Colère des agriculteurs : dix mois de prison avec sursis requis contre Jean-Luc Bergounhe
Jean-Luc Bergounhe, membre actif de la Coordination rurale de Lozère, a comparu ce jeudi 12 mars 2026 devant le tribunal correctionnel de Mende. Le militant agricole de 64 ans devait répondre de deux chefs d'accusation : entrave à la circulation des véhicules sur une voie publique et mise en danger d'autrui par violation délibérée d'une obligation réglementaire de sécurité.
Le contexte du blocage de Barjac
Les faits reprochés remontent au 7 janvier dernier, lors d'un important blocage organisé à Barjac, à l'intersection entre la RN88 et la RD808. Cette action s'est déroulée en pleine crise de la dermatose nodulaire contagieuse bovine, qui avait provoqué une forte mobilisation des agriculteurs en décembre 2025 et janvier 2026.
L'opération a été menée sans déclaration préalable et dans des conditions météorologiques particulièrement difficiles, avec de la neige et du verglas sur les routes. Le barrage avait été installé à 16h20, créant une situation complexe pour la circulation dans ce secteur.

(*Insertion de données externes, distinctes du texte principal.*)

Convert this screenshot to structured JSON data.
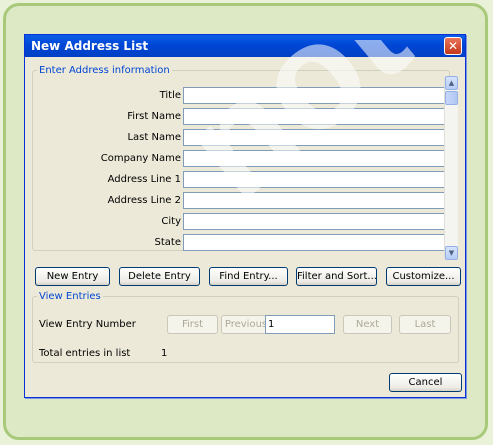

Un accident qui aurait pu tourner au drame
Le dossier comprend une constitution de partie civile qui fait état d'un accident survenu peu après l'installation du barrage. Vers 17h, une automobiliste circulant sur la RD808 en direction de Mende avec quatre enfants à bord a tenté de faire demi-tour pour éviter le blocage.

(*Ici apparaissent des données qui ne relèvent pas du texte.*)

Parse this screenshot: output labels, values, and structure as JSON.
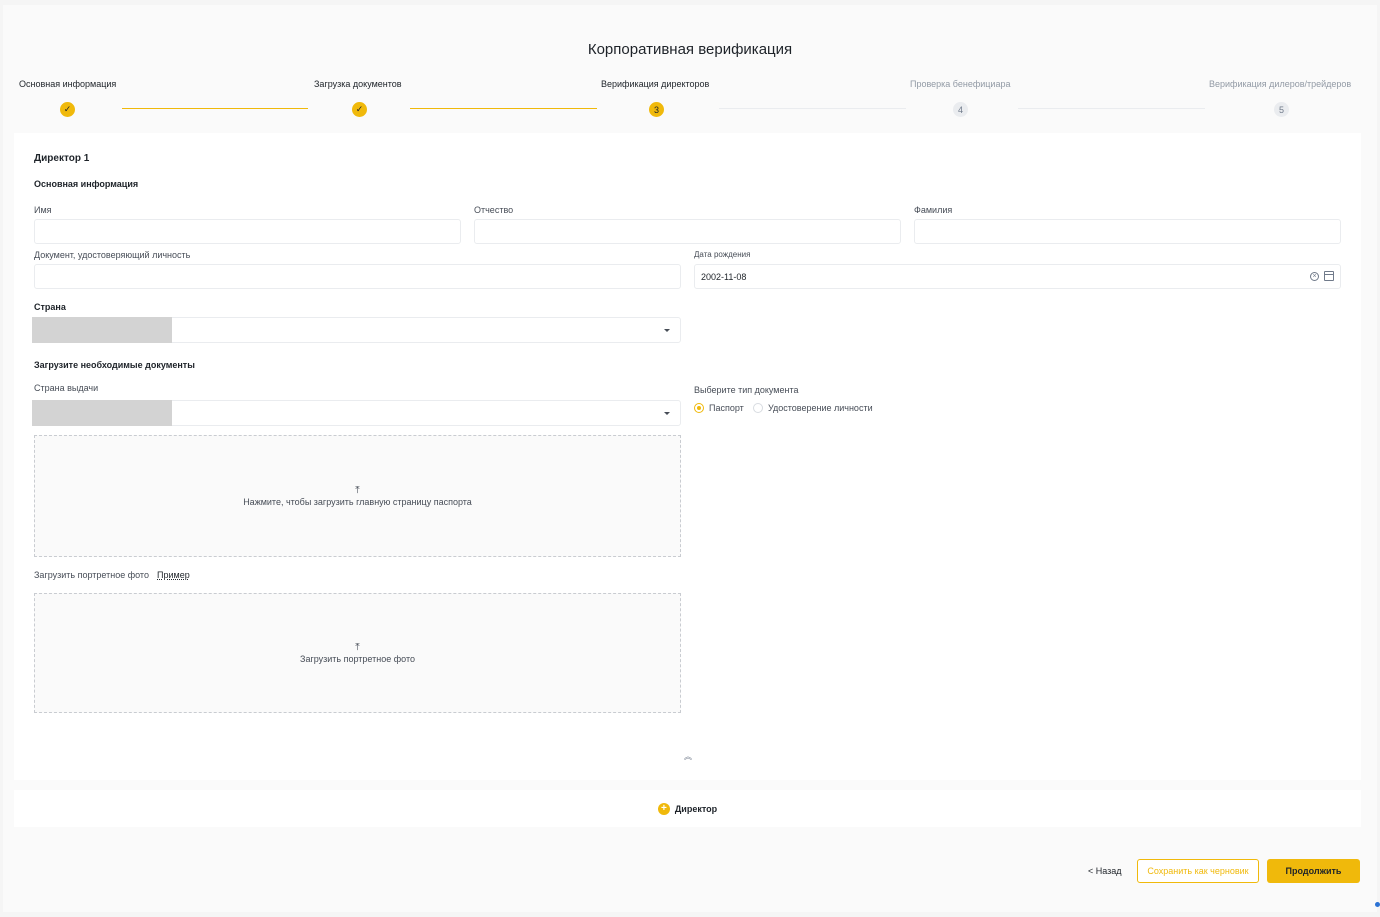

"La voiture s'est retrouvée en contrebas d'une route enneigée," a détaillé Yves Gallego, président de l'instance concernée. "Le véhicule s'est mis à glisser avant de s'arrêter. Après avoir actionné le frein à main, la voiture a commencé à reculer. La conductrice a essayé de la retenir mais s'est fait percuter par la portière."
Sa fille, toujours à l'intérieur du véhicule, a réussi à sauter à temps. La mère de famille a subi des blessures nécessitant sept jours d'arrêt de travail, selon les éléments du dossier.
Les arguments de la défense et du parquet
Lors des débats, l'avocat de Jean-Luc Bergounhe, Me Alain Dibandjo, a contesté la responsabilité de son client dans cet incident. "C'est inscrit dans le document fourni par le procureur de la République," a-t-il argumenté. "Elle a pris la décision de faire demi-tour, elle ne connaissait pas la route. Elle a fait confiance à son GPS. C'était donc une décision individuelle."
Le procureur de la République Valéry Morron a quant à lui requis dix mois de prison avec sursis contre le militant syndical, ainsi qu'une suspension du permis de conduire de six mois. Les juges devront déterminer si Jean-Luc Bergounhe peut être tenu pour responsable des mésaventures de l'automobiliste.
Un soutien massif des camarades agriculteurs
Bien que seul à la barre, Jean-Luc Bergounhe n'était pas isolé dans l'enceinte du tribunal correctionnel de Mende. Des dizaines de ses camarades de la Coordination rurale de Lozère étaient présents pour lui apporter leur soutien, témoignant de la solidarité qui unit les agriculteurs dans ce conflit.
Ces mêmes militants avaient mené de nombreuses actions ensemble lors de la crise de la dermatose nodulaire contagieuse bovine, avec un pic d'activité entre décembre 2025 et janvier 2026.
La décision attendue pour le 2 avril
Le tribunal a mis l'affaire en délibéré et rendra sa décision le jeudi 2 avril 2026 à 13h30. Cette affaire intervient dans un contexte de tensions persistantes dans le monde agricole, où les actions de blocage et de manifestation restent des moyens de pression fréquemment utilisés.
Le débat technique, fondé sur la jurisprudence, les éléments du dossier et la procédure pénale, a occupé une place centrale dans les échanges entre la défense et le parquet. Les juges devront maintenant peser chaque argument avant de rendre leur verdict.